DIY Wood Stain
I came up with an idea to try out in my studio the other day, and since it ended up working much better than I expected, I thought I would share!
I have a couple of small bulletin boards that I’ve been upcycling by painting a picture on the face (they can still be used as bulletin boards, just prettier). As I finished the one, I was debating on what to do with the raw wood frame. I considered leaving it plain, painting it, or staining it. I didn’t really want a painted look for it so I ruled that out. I also wanted something more polished, so I decided against leaving it unfinished. Which left me with deciding to stain it.
My art budget is a little tight right now so the idea of buying a whole can of stain just for this tiny project didn’t feel cost effective, so I set off into brainstorming mode to figure out what I could create using things I already have on hand. What I ultimately came up with is mixing food coloring into gloss varnish. Both items I have readily available between my kitchen and art studio.
Here are the materials I used below. Honestly, I wasn’t expecting it to work out nearly as well as it did so I didn’t pay too much attention with the amounts I added, but I will try to estimate to the best of my ability. The amount I made seemed to be plenty for this project with enough left over to do another frame of this size. Of course you can alter the colors or the amount of the varnish to make the color that you’re looking for.
DIY WOOD STAIN RECIPE
2 oz of gloss varnish (I used Liquitex brand)

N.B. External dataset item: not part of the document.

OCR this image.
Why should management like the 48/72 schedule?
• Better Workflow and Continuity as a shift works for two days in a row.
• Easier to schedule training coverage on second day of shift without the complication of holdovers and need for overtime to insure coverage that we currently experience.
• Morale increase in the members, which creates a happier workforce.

8 drops yellow food coloring
4 drops red food coloring
2 drops blue food coloring
Mix ingredients together (I used an applesauce cup from the recycling bin and a toothpick) to the color that you’re looking for. Apply to the surface with a brush. Be mindful of your brush lines and pooling of stain. I used 2 coats (drying between each), but you can use as much or as little as you like depending on the look you want.
Doesn’t it look beautiful?? I’m so pleased with how it turned out!
Here’s a brainstorm of options if you’re looking for a slightly different look. You could use a different finish of varnish, either semi-gloss or satin for less shine, or matte for a flat finish. You could alter the color by using a different combination of colors to mimic different wood tones, or could do a completely different color entirely (I’m looking forward to playing around with this)! You can alter the color strength by either using less food coloring or more varnish with the mix.
This recipe worked great for this type of project and would probably work well for other small decorative items. I wouldn’t necessarily recommend it for furniture projects, outside items, or anything that gets a lot of wear and tear (it probably also wouldn’t be cost effective on a large scale).